XML parsing libararies used for this project.
- lxml
- expat
- re (regular expressions)
- minidom
In each parsing library I took into consideration speed and scalability. For our purposes I only wrote one profiler for each library that finds an element based off its name and specific attribute value. Future iterations should include more profiling scenarios.
For this I utilized one of pythons built in profilers, cProfiler, while collecting all of the results in pStat.

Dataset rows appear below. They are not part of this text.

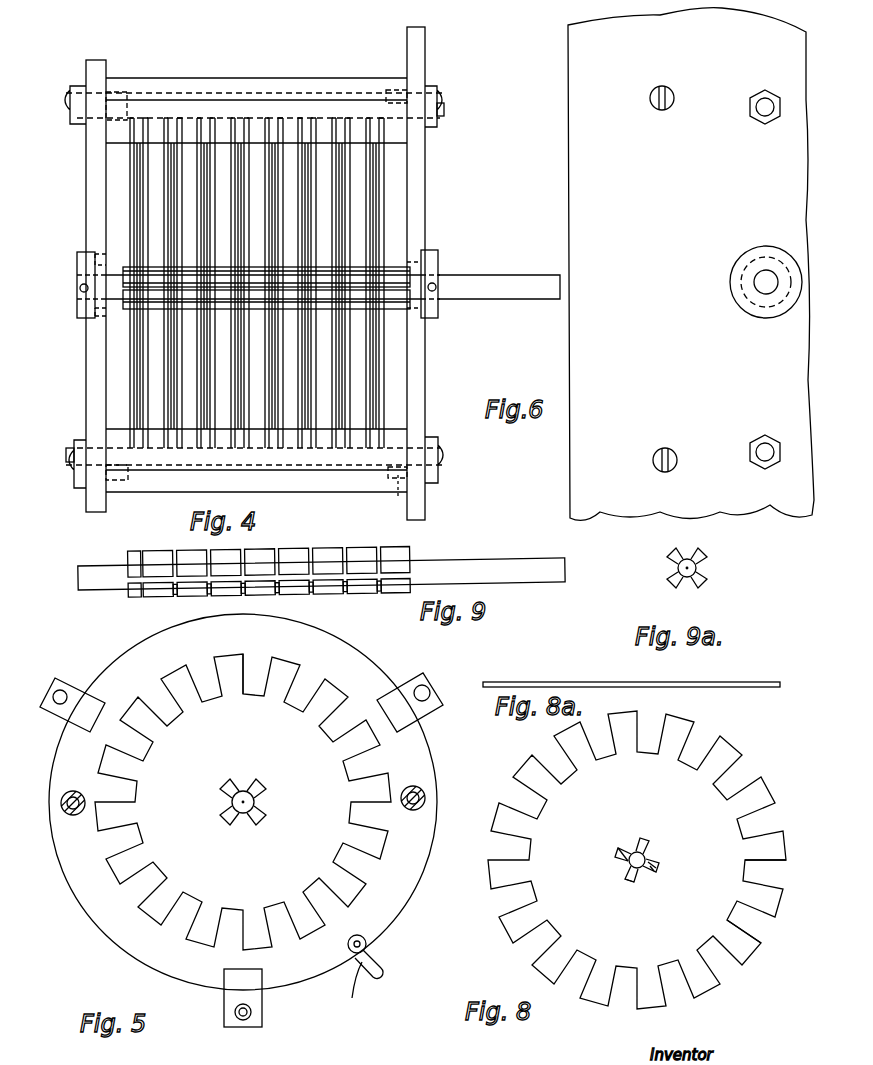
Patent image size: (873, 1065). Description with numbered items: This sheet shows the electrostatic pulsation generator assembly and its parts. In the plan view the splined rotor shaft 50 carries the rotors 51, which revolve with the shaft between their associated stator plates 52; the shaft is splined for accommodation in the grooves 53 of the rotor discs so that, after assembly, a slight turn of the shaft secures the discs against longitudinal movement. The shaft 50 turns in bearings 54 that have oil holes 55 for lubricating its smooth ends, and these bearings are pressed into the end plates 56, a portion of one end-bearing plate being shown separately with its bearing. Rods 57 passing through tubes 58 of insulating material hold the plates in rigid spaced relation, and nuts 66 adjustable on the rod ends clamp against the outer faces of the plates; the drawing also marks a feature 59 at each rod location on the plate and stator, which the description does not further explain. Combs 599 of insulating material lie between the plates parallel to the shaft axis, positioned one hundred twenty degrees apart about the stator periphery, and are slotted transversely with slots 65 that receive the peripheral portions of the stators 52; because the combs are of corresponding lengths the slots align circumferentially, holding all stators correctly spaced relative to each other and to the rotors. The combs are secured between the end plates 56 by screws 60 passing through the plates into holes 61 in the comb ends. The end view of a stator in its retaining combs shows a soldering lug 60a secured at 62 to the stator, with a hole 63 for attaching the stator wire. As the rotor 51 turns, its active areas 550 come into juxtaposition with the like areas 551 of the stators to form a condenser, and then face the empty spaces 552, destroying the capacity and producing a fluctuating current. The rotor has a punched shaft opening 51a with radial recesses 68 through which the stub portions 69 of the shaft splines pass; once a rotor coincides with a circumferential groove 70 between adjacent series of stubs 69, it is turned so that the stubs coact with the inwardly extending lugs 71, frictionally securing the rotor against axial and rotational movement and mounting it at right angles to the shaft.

In FIG. 4, the rotor shaft 50 is at (515, 293).
In FIG. 6, the rotor shaft 50 is at (775, 286).
In FIG. 9, the rotor shaft 50 is at (124, 590).
In FIG. 9A, the rotor shaft 50 is at (692, 567).
In FIG. 5, the rotor shaft 50 is at (232, 802).
In FIG. 4, the rotor member 51 is at (378, 408).
In FIG. 8A, the rotor member 51 is at (683, 688).
In FIG. 8, the rotor member 51 is at (583, 918).
In FIG. 8, the shaft opening 51a is at (635, 866).
In FIG. 4, the stator plate 52 is at (385, 208).
In FIG. 5, the stator plate 52 is at (408, 876).
In FIG. 4, the grooves 53 is at (438, 290).
In FIG. 4, the bearings 54 is at (84, 318).
In FIG. 6, the bearings 54 is at (760, 256).
In FIG. 4, the oil holes 55 is at (80, 288).
In FIG. 6, the oil holes 55 is at (754, 286).
In FIG. 8, the oil holes 55 is at (628, 858).
In FIG. 4, the end plate 56 is at (88, 213).
In FIG. 6, the end plate 56 is at (570, 183).
In FIG. 4, the rods 57 is at (440, 110).
In FIG. 8, the rods 57 is at (735, 818).
In FIG. 5, the tubes 58 is at (73, 816).
In FIG. 6, the hole 59 is at (758, 106).
In FIG. 5, the hole 59 is at (73, 797).
In FIG. 4, the screws 60 is at (431, 95).
In FIG. 6, the screws 60 is at (666, 470).
In FIG. 5, the soldering lug 60a is at (352, 992).
In FIG. 4, the holes 61 is at (399, 500).
In FIG. 5, the holes 61 is at (241, 1018).
In FIG. 5, the securing point 62 is at (367, 944).
In FIG. 5, the hole 63 is at (378, 977).
In FIG. 4, the slots 65 is at (386, 128).
In FIG. 6, the nuts 66 is at (762, 92).
In FIG. 8, the radial recesses 68 is at (652, 866).
In FIG. 9, the stub portions of the shaft splines 69 is at (135, 566).
In FIG. 9A, the stub portions of the shaft splines 69 is at (668, 584).
In FIG. 9, the circumferential grooves 70 is at (380, 598).
In FIG. 8, the circumferential grooves 70 is at (649, 845).
In FIG. 8, the inwardly extending lugs 71 is at (641, 880).
In FIG. 8, the active areas of the rotor 550 is at (745, 960).
In FIG. 5, the active areas of the stator 551 is at (372, 840).
In FIG. 5, the empty spaces of the stator 552 is at (275, 682).
In FIG. 4, the combs 599 is at (232, 104).
In FIG. 5, the combs 599 is at (66, 690).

http://docs.python.org/2/library/profile.html
Due to this built in library it was very simple and easy to collect the time based data.
##Testing for Scalability
For this I ran the profiler against various xml files and valued there run times for each sample. I've included a few of these xml files in the git one of which is over 100mb.
- lxml
- 2.32 seconds per sample (etree)
- 3.28 seconds per sample (xml parser)
- 1.01 seconds per sample iter parser
- expat
- 3.79 seconds per sample
- re (regular expressions)
- 0.54 seconds per sample
- minidom
- Read over 6 gigs of memory while trying to load the file and was unable to finish the first profile run.
- lxml
- 0.0002 seconds per sample (etree)
- 0.0002 seconds per sample (xml parser)
- 0.0001 seconds per sample (iter parser)
- expat
- 0.00021 seconds per sample
- re (regular expressions)
- less than 0.0000 seconds per sample
- minidom
- 0.0036 seconds per sample
Overall our regular expressions preformed the best. However, the use of regular expressions in any xml applicaiton is considered to be bad practice. This webpage helps explain why.
http://www.codinghorror.com/blog/2009/11/parsing-html-the-cthulhu-way.html
Next we can note that when parsing the small xml file the diferences between each library was negligible. However when we started to scale with a larger xml file the lxml iter parser had the fastest average. Expat was also a close contender to the lxml libraries but had some flaws. Some of these flaws included the inability to abort parsing when the expected results were found. We also had issues with minidom because it was unable to run the 100 megabyte file. When ever the library loaded the file into memory it became bloated and unable to finish the first test. It took up 6 gigs of memory before I had to kill it. Overall most of the lxml libraries preformed well and I was satisfied with the iter parsing's simplicity, scaling, and speed.